The Welsh government’s controversial plans to introduce a mandatory Covid pass for nightclubs and major sporting events will continue after the To send supported the regime by the narrowest margins.
The Labor-led government has argued that the pass, which was due to go into effect on Monday, was necessary to bring down worrying rates of Covid-19 infection, especially among young people in Wales.
They claimed the program would ease pressure on the NHS and help keep premises such as clubs open this winter. They accuse those who oppose it of “blatant irresponsibility”.
On Tuesday evening, the Tories, Plaid Cymru and the Liberal Democrats all voted against the move, but the plan was passed by 28 to 27 votes.
Announcing the pass last month, Premier of Wales Mark Drakeford said he was determined to take stronger action, sooner, than the UK government in England, calling for measures that are part of the Boris Johnson’s “plan B”, such as a Covid pass and working from home, were in his “plan A”.
Drakeford dismissed the idea that the program was a vaccination passport in everything but the name, pointing out that it would be possible to get the Welsh pass by passing a lateral flow test.
A crowd of a few hundred people, some protesting the scheme – and some anti-vaccines – gathered outside the Senedd in Cardiff Bay ahead of the debate.
Health Minister Eluned Morgan said Covid cases were on the rise across Wales, particularly among young people, with rates for those under 25 of around 1,000 per 100,000 people. Morgan said these are the people most likely to go to places such as nightclubs. She said keeping those sites open had not been an easy decision in light of such high Covid rates. “We are facing some of the highest rates we have seen since the start of the pandemic. We have to do something to stop the turbo charge.
Morgan said the pressure on hospitals was steadily increasing. “There is a need to take early action to avoid longer-term damage. Scientists tell us to act early, to act now. Every day we hesitate, these rates are rising and we will put more pressure on the NHS. Not supporting this measure will be an act of blatant irresponsibility. “
Russell George, the shadow Welsh Conservative health minister, argued that the introduction of a vaccine ‘passport’ would lead to Wales becoming a checkpoint society.

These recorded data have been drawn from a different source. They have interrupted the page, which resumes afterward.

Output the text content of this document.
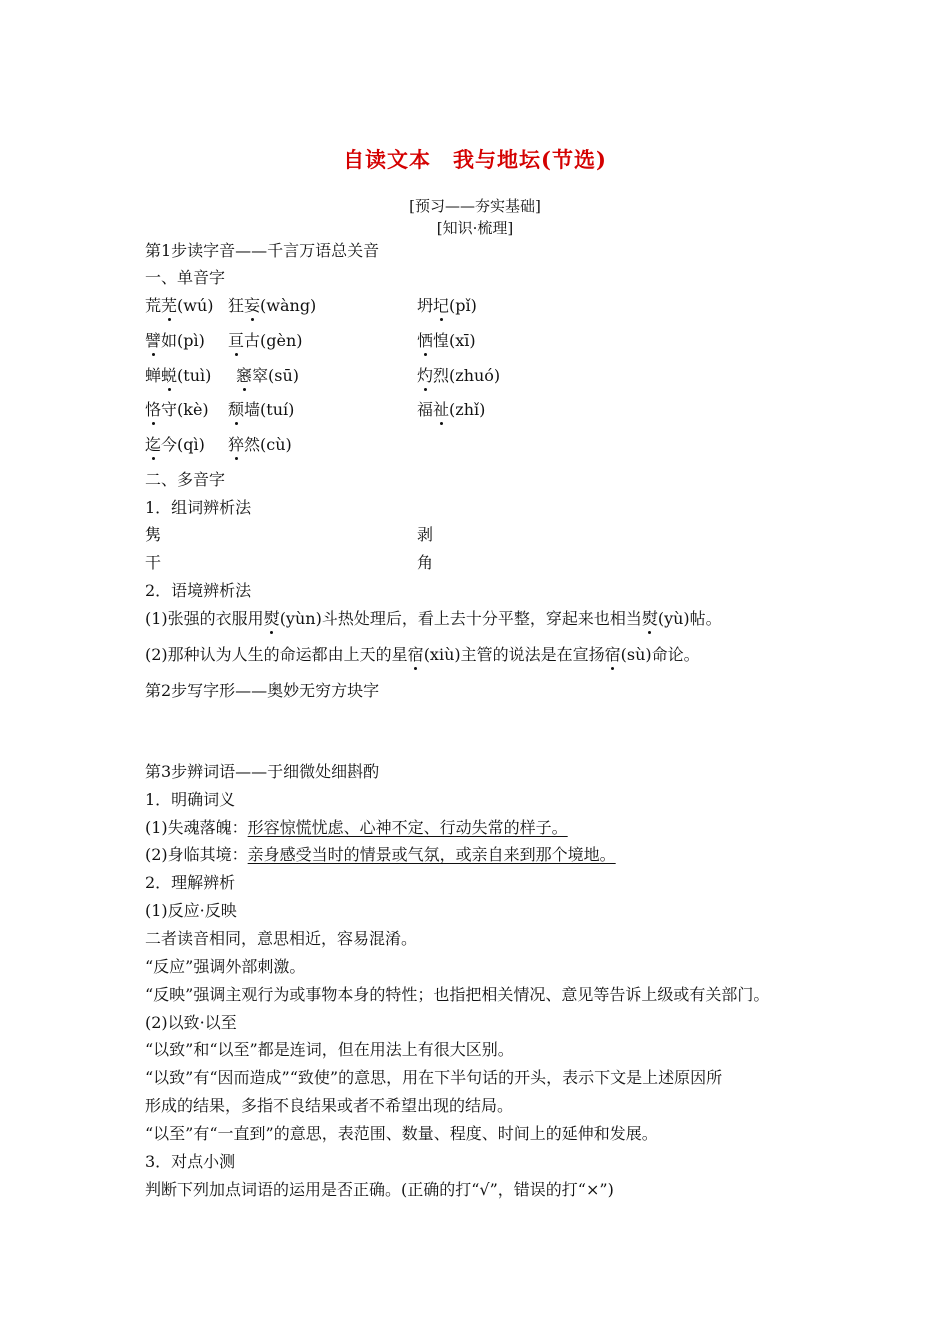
自读文本　我与地坛(节选)
[预习——夯实基础]
[知识·梳理]
第1步读字音——千言万语总关音
一、单音字
荒芜(wú) 狂妄(wàng)	坍圮(pǐ)
譬如(pì) 亘古(gèn)	恓惶(xī)
蝉蜕(tuì) 窸窣(sū)	灼烈(zhuó)
恪守(kè) 颓墙(tuí)	福祉(zhǐ)
迄今(qì) 猝然(cù)
二、多音字
1．组词辨析法
隽	剥
干	角
2．语境辨析法
(1)张强的衣服用熨(yùn)斗热处理后，看上去十分平整，穿起来也相当熨(yù)帖。
(2)那种认为人生的命运都由上天的星宿(xiù)主管的说法是在宣扬宿(sù)命论。
第2步写字形——奥妙无穷方块字
第3步辨词语——于细微处细斟酌
1．明确词义
(1)失魂落魄：形容惊慌忧虑、心神不定、行动失常的样子。
(2)身临其境：亲身感受当时的情景或气氛，或亲自来到那个境地。
2．理解辨析
(1)反应·反映
二者读音相同，意思相近，容易混淆。
“反应”强调外部刺激。
“反映”强调主观行为或事物本身的特性；也指把相关情况、意见等告诉上级或有关部门。
(2)以致·以至
“以致”和“以至”都是连词，但在用法上有很大区别。
“以致”有“因而造成”“致使”的意思，用在下半句话的开头，表示下文是上述原因所
形成的结果，多指不良结果或者不希望出现的结局。
“以至”有“一直到”的意思，表范围、数量、程度、时间上的延伸和发展。
3．对点小测
判断下列加点词语的运用是否正确。(正确的打“√”，错误的打“×”)
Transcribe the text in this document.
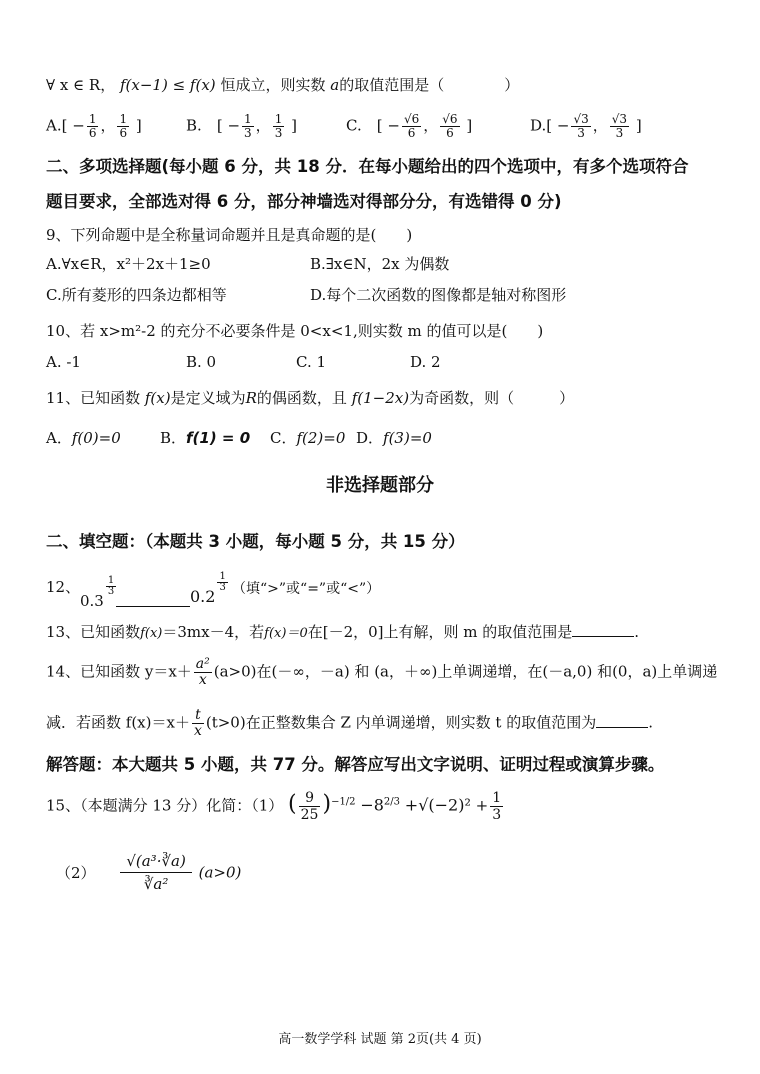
∀ x ∈ R， f(x−1) ≤ f(x) 恒成立，则实数 a的取值范围是（　　　　）
$A.[ - \frac{1}{6}$ ， $\frac{1}{6}$ ]	B.　 [ − $\frac{1}{3}$ ， $\frac{1}{3}$ ]	C.　 [ − $\frac{√6}{6}$ ， $\frac{√6}{6}$ ]	$D.[ - \frac{√3}{3}$ ， $\frac{√3}{3}$ ]
二、多项选择题(每小题 6 分，共 18 分．在每小题给出的四个选项中，有多个选项符合
题目要求，全部选对得 6 分，部分神墙选对得部分分，有选错得 0 分)
9、下列命题中是全称量词命题并且是真命题的是(　　)
A.∀x∈R，x²＋2x＋1≥0	B.∃x∈N，2x 为偶数
C.所有菱形的四条边都相等	D.每个二次函数的图像都是轴对称图形
10、若 x>m²-2 的充分不必要条件是 0<x<1,则实数 m 的值可以是(　　)
A. -1	B. 0	C. 1	D. 2
11、已知函数 f(x)是定义域为R的偶函数，且 f(1−2x)为奇函数，则（　　　）
A．f(0)=0	B．f(1) = 0 C．f(2)=0 D．f(3)=0
非选择题部分
二、填空题：（本题共 3 小题，每小题 5 分，共 15 分）
12、
0.3
$\frac{1}{3}$	0.2
$\frac{1}{3}$ （填“>”或“=”或“<”）
13、已知函数f(x)＝3mx－4，若f(x)＝0在[－2，0]上有解，则 m 的取值范围是	.
14、已知函数 $y=x+ \frac{\text{a²}}{x} (a>0)$在(－∞，－a) 和 (a，＋∞)上单调递增，在(－a,0) 和(0，a)上单调递
减．若函数 $f(x)=x+ \frac{t}{x} (t>0)$在正整数集合 Z 内单调递增，则实数 t 的取值范围为	.
解答题：本大题共 5 小题，共 77 分。解答应写出文字说明、证明过程或演算步骤。
15、（本题满分 13 分）化简：（1） ( $\frac{9}{25} )^{-1/2} -8^{2/3} +√(-2)^2 + \frac{1}{3}$
$(2) \frac{\text{√(a³·∛a)}}{\text{∛a²}} (a>0)$
高一数学学科 试题 第 2页(共 4 页)
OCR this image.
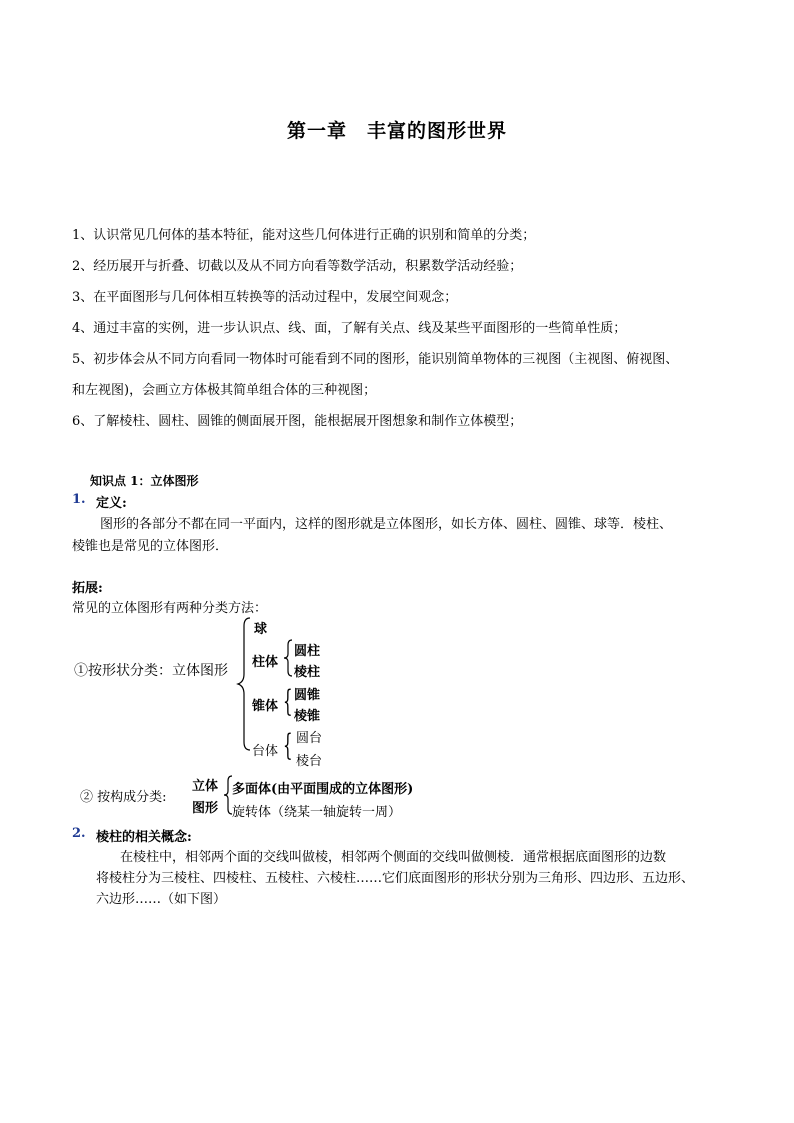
第一章　丰富的图形世界
1、认识常见几何体的基本特征，能对这些几何体进行正确的识别和简单的分类；
2、经历展开与折叠、切截以及从不同方向看等数学活动，积累数学活动经验；
3、在平面图形与几何体相互转换等的活动过程中，发展空间观念；
4、通过丰富的实例，进一步认识点、线、面，了解有关点、线及某些平面图形的一些简单性质；
5、初步体会从不同方向看同一物体时可能看到不同的图形，能识别简单物体的三视图（主视图、俯视图、
和左视图)，会画立方体极其简单组合体的三种视图；
6、了解棱柱、圆柱、圆锥的侧面展开图，能根据展开图想象和制作立体模型；
知识点 1：立体图形
1. 定义:
图形的各部分不都在同一平面内，这样的图形就是立体图形，如长方体、圆柱、圆锥、球等．棱柱、
棱锥也是常见的立体图形．
拓展:
常见的立体图形有两种分类方法：
①按形状分类：立体图形
球
柱体
圆柱
棱柱
锥体 { 圆锥
棱锥
台体 { 圆台
棱台
② 按构成分类:
立体
图形
多面体(由平面围成的立体图形)
旋转体（绕某一轴旋转一周）
2. 棱柱的相关概念:
在棱柱中，相邻两个面的交线叫做棱，相邻两个侧面的交线叫做侧棱．通常根据底面图形的边数
将棱柱分为三棱柱、四棱柱、五棱柱、六棱柱……它们底面图形的形状分别为三角形、四边形、五边形、
六边形……（如下图）
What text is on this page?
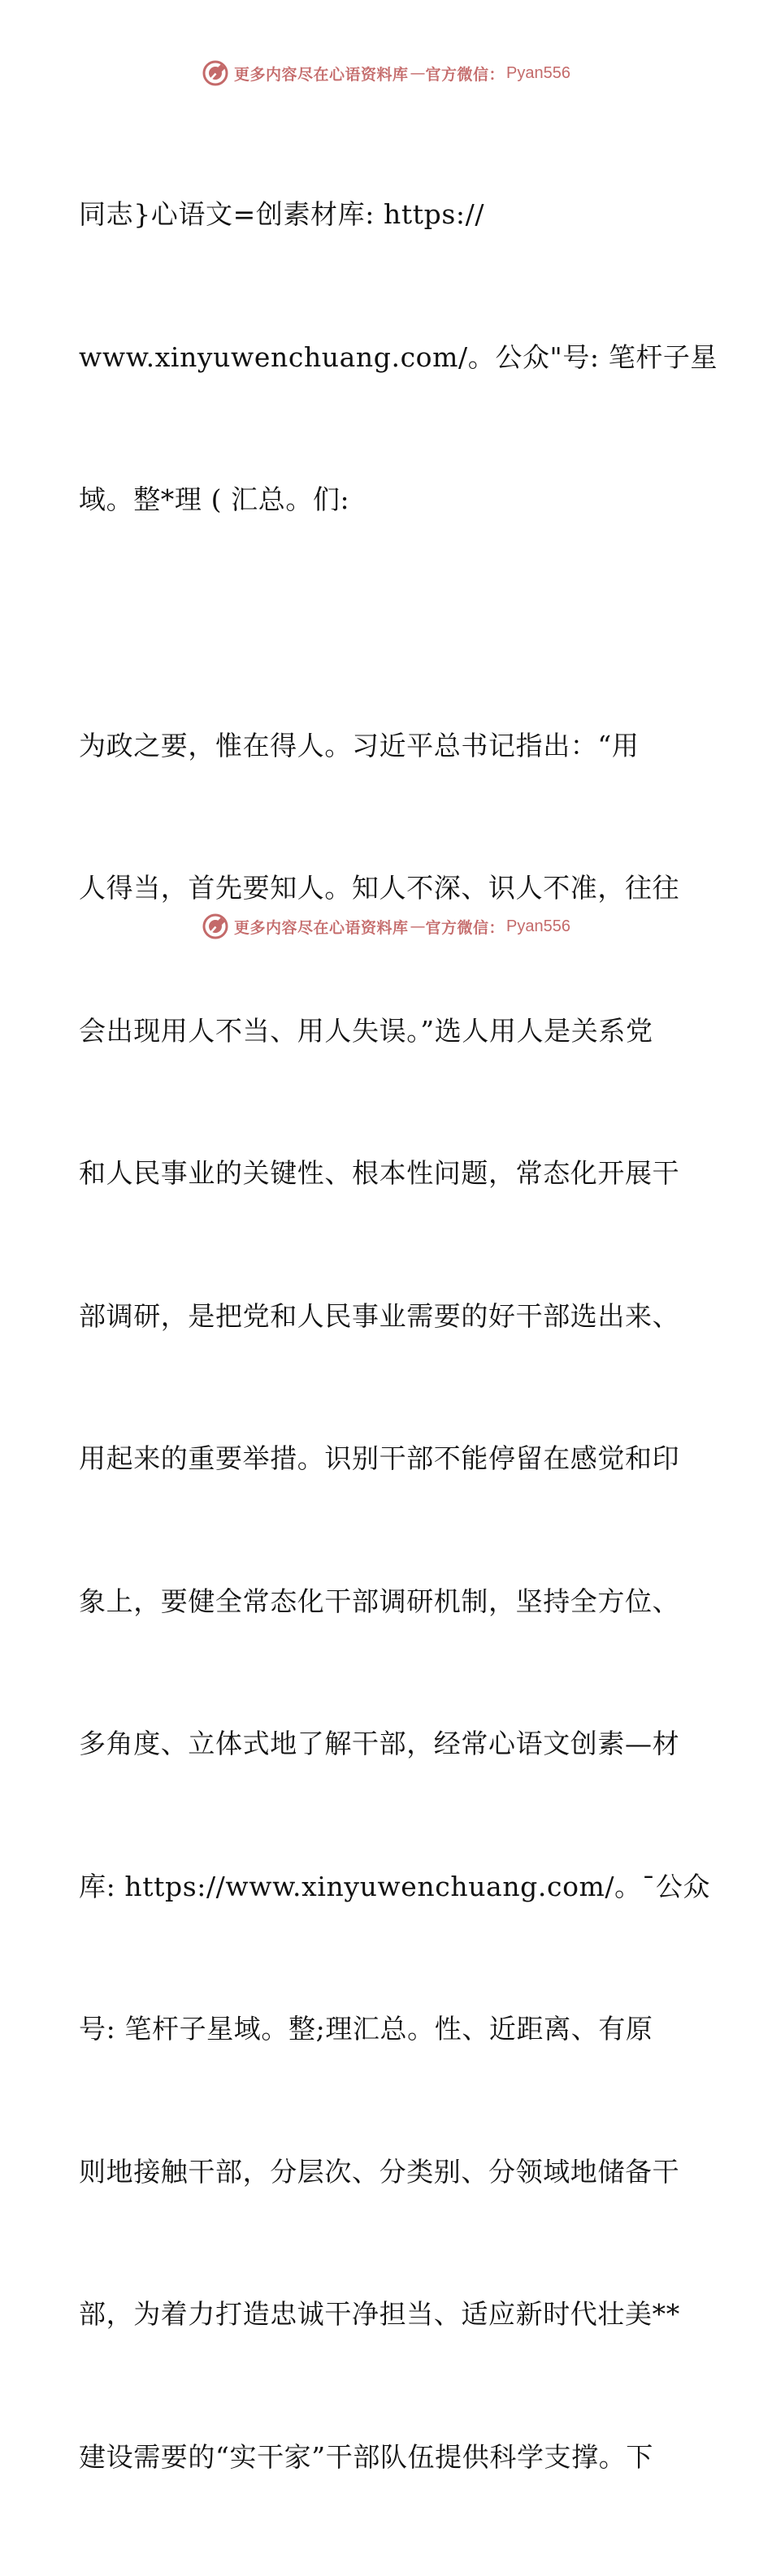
更多内容尽在心语资料库 — 官方微信： Pyan556

同志}心语文=创素材库: https://

www.xinyuwenchuang.com/。公众"号: 笔杆子星

域。整*理 ( 汇总。们:

为政之要，惟在得人。习近平总书记指出：“用

人得当，首先要知人。知人不深、识人不准，往往

会出现用人不当、用人失误。”选人用人是关系党

和人民事业的关键性、根本性问题，常态化开展干

部调研，是把党和人民事业需要的好干部选出来、

用起来的重要举措。识别干部不能停留在感觉和印

象上，要健全常态化干部调研机制，坚持全方位、

多角度、立体式地了解干部，经常心语文创素—材

库: https://www.xinyuwenchuang.com/。¯公众

号: 笔杆子星域。整;理汇总。性、近距离、有原

则地接触干部，分层次、分类别、分领域地储备干

部，为着力打造忠诚干净担当、适应新时代壮美**

建设需要的“实干家”干部队伍提供科学支撑。下

更多内容尽在心语资料库 — 官方微信： Pyan556
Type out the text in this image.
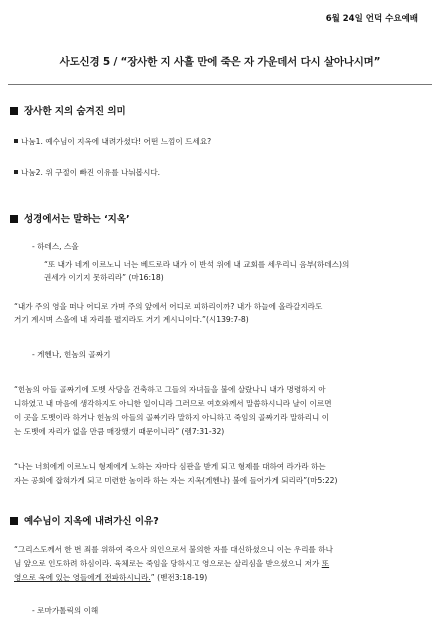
6월 24일 언덕 수요예배
사도신경 5 / “장사한 지 사흘 만에 죽은 자 가운데서 다시 살아나시며”
장사한 지의 숨겨진 의미
나눔1. 예수님이 지옥에 내려가셨다! 어떤 느낌이 드세요?
나눔2. 위 구절이 빠진 이유를 나눠봅시다.
성경에서는 말하는 ‘지옥’
- 하데스, 스올
“또 내가 네게 이르노니 너는 베드로라 내가 이 반석 위에 내 교회를 세우리니 음부(하데스)의
권세가 이기지 못하리라” (마16:18)
“내가 주의 영을 떠나 어디로 가며 주의 앞에서 어디로 피하리이까? 내가 하늘에 올라갈지라도
거기 계시며 스올에 내 자리를 펼지라도 거기 계시니이다.”(시139:7-8)
- 게헨나, 힌놈의 골짜기
“힌놈의 아들 골짜기에 도벳 사당을 건축하고 그들의 자녀들을 불에 살랐나니 내가 명령하지 아
니하였고 내 마음에 생각하지도 아니한 일이니라 그러므로 여호와께서 말씀하시니라 날이 이르면
이 곳을 도벳이라 하거나 힌놈의 아들의 골짜기라 말하지 아니하고 죽임의 골짜기라 말하리니 이
는 도벳에 자리가 없을 만큼 매장했기 때문이니라” (렘7:31-32)
“나는 너희에게 이르노니 형제에게 노하는 자마다 심판을 받게 되고 형제를 대하여 라가라 하는
자는 공회에 잡혀가게 되고 미련한 놈이라 하는 자는 지옥(게헨나) 불에 들어가게 되리라”(마5:22)
예수님이 지옥에 내려가신 이유?
“그리스도께서 한 번 죄를 위하여 죽으사 의인으로서 불의한 자를 대신하셨으니 이는 우리를 하나
님 앞으로 인도하려 하심이라. 육체로는 죽임을 당하시고 영으로는 살리심을 받으셨으니 저가 또
영으로 옥에 있는 영들에게 전파하시니라.” (벧전3:18-19)
- 로마가톨릭의 이해
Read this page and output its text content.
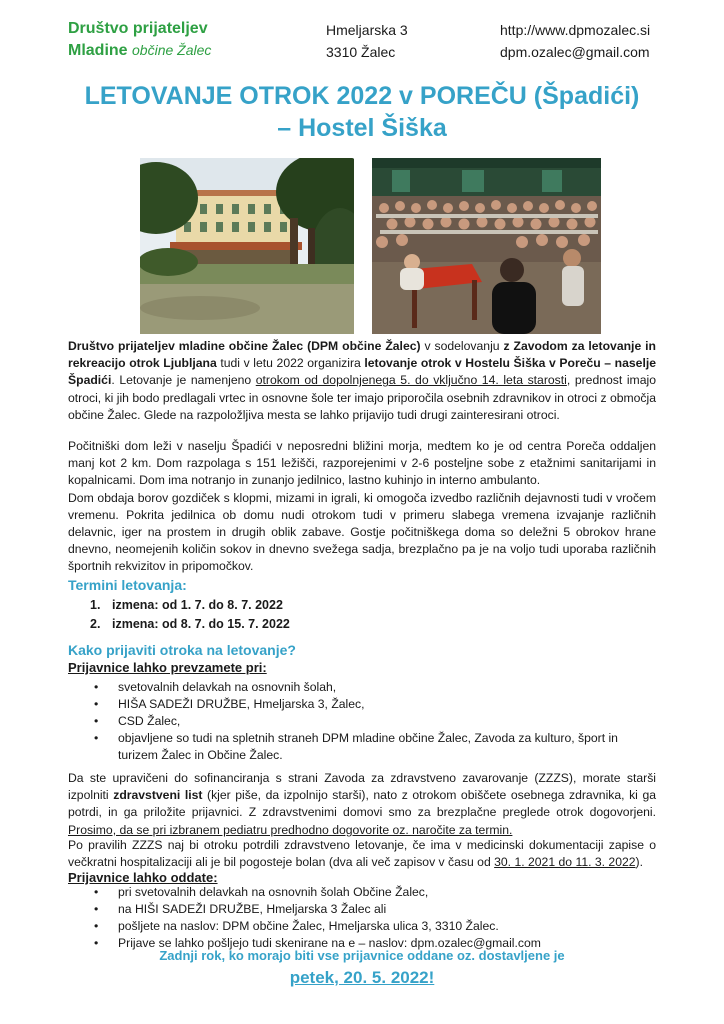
Društvo prijateljev
Mladine občine Žalec
Hmeljarska 3
3310 Žalec
http://www.dpmozalec.si
dpm.ozalec@gmail.com
LETOVANJE OTROK 2022 v POREČU (Špadići)
– Hostel Šiška
Društvo prijateljev mladine občine Žalec (DPM občine Žalec) v sodelovanju z Zavodom za letovanje in rekreacijo otrok Ljubljana tudi v letu 2022 organizira letovanje otrok v Hostelu Šiška v Poreču – naselje Špadići. Letovanje je namenjeno otrokom od dopolnjenega 5. do vključno 14. leta starosti, prednost imajo otroci, ki jih bodo predlagali vrtec in osnovne šole ter imajo priporočila osebnih zdravnikov in otroci z območja občine Žalec. Glede na razpoložljiva mesta se lahko prijavijo tudi drugi zainteresirani otroci.
Počitniški dom leži v naselju Špadići v neposredni bližini morja, medtem ko je od centra Poreča oddaljen manj kot 2 km. Dom razpolaga s 151 ležišči, razporejenimi v 2-6 posteljne sobe z etažnimi sanitarijami in kopalnicami. Dom ima notranjo in zunanjo jedilnico, lastno kuhinjo in interno ambulanto.
Dom obdaja borov gozdiček s klopmi, mizami in igrali, ki omogoča izvedbo različnih dejavnosti tudi v vročem vremenu. Pokrita jedilnica ob domu nudi otrokom tudi v primeru slabega vremena izvajanje različnih delavnic, iger na prostem in drugih oblik zabave. Gostje počitniškega doma so deležni 5 obrokov hrane dnevno, neomejenih količin sokov in dnevno svežega sadja, brezplačno pa je na voljo tudi uporaba različnih športnih rekvizitov in pripomočkov.
Termini letovanja:
1. izmena: od 1. 7. do 8. 7. 2022
2. izmena: od 8. 7. do 15. 7. 2022
Kako prijaviti otroka na letovanje?
Prijavnice lahko prevzamete pri:
• svetovalnih delavkah na osnovnih šolah,
• HIŠA SADEŽI DRUŽBE, Hmeljarska 3, Žalec,
• CSD Žalec,
• objavljene so tudi na spletnih straneh DPM mladine občine Žalec, Zavoda za kulturo, šport in turizem Žalec in Občine Žalec.
Da ste upravičeni do sofinanciranja s strani Zavoda za zdravstveno zavarovanje (ZZZS), morate starši izpolniti zdravstveni list (kjer piše, da izpolnijo starši), nato z otrokom obiščete osebnega zdravnika, ki ga potrdi, in ga priložite prijavnici. Z zdravstvenimi domovi smo za brezplačne preglede otrok dogovorjeni. Prosimo, da se pri izbranem pediatru predhodno dogovorite oz. naročite za termin.
Po pravilih ZZZS naj bi otroku potrdili zdravstveno letovanje, če ima v medicinski dokumentaciji zapise o večkratni hospitalizaciji ali je bil pogosteje bolan (dva ali več zapisov v času od 30. 1. 2021 do 11. 3. 2022).
Prijavnice lahko oddate:
• pri svetovalnih delavkah na osnovnih šolah Občine Žalec,
• na HIŠI SADEŽI DRUŽBE, Hmeljarska 3 Žalec ali
• pošljete na naslov: DPM občine Žalec, Hmeljarska ulica 3, 3310 Žalec.
• Prijave se lahko pošljejo tudi skenirane na e – naslov: dpm.ozalec@gmail.com
Zadnji rok, ko morajo biti vse prijavnice oddane oz. dostavljene je
petek, 20. 5. 2022!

Rhun ap Iorwerth, Plaid Cymru spokesperson for health and social services, said it was not clear how police could check to see if people were tampering with lateral flow tests and feared this would deter young people to get vaccinated.
Liberal Democrat Jane Dodds said she believed Covid’s passports were an “assault on liberty and liberty,” and added that the National Autistic Society had communicated her concerns to her.
The Night Time Industries Association (NTIA), which represents 100 sites in Wales, said the passes were “a significant obstacle” to its operations. He argued that operators could not afford the additional resources and logistical challenges that a Covid pass would create.
The Covid pass vote, in the Senedd on Tuesday, was itself criticized as controversial because a conservative MS was unable to vote due to an issue with his Zoom link.
NTIA Wales called for a new vote. “It is a democratic outrage that a member state which wanted to vote and which would have voted against the proposals, could not because of a simple technical error”, declared a spokesperson. “This mess will create even more uncertainty for our businesses.”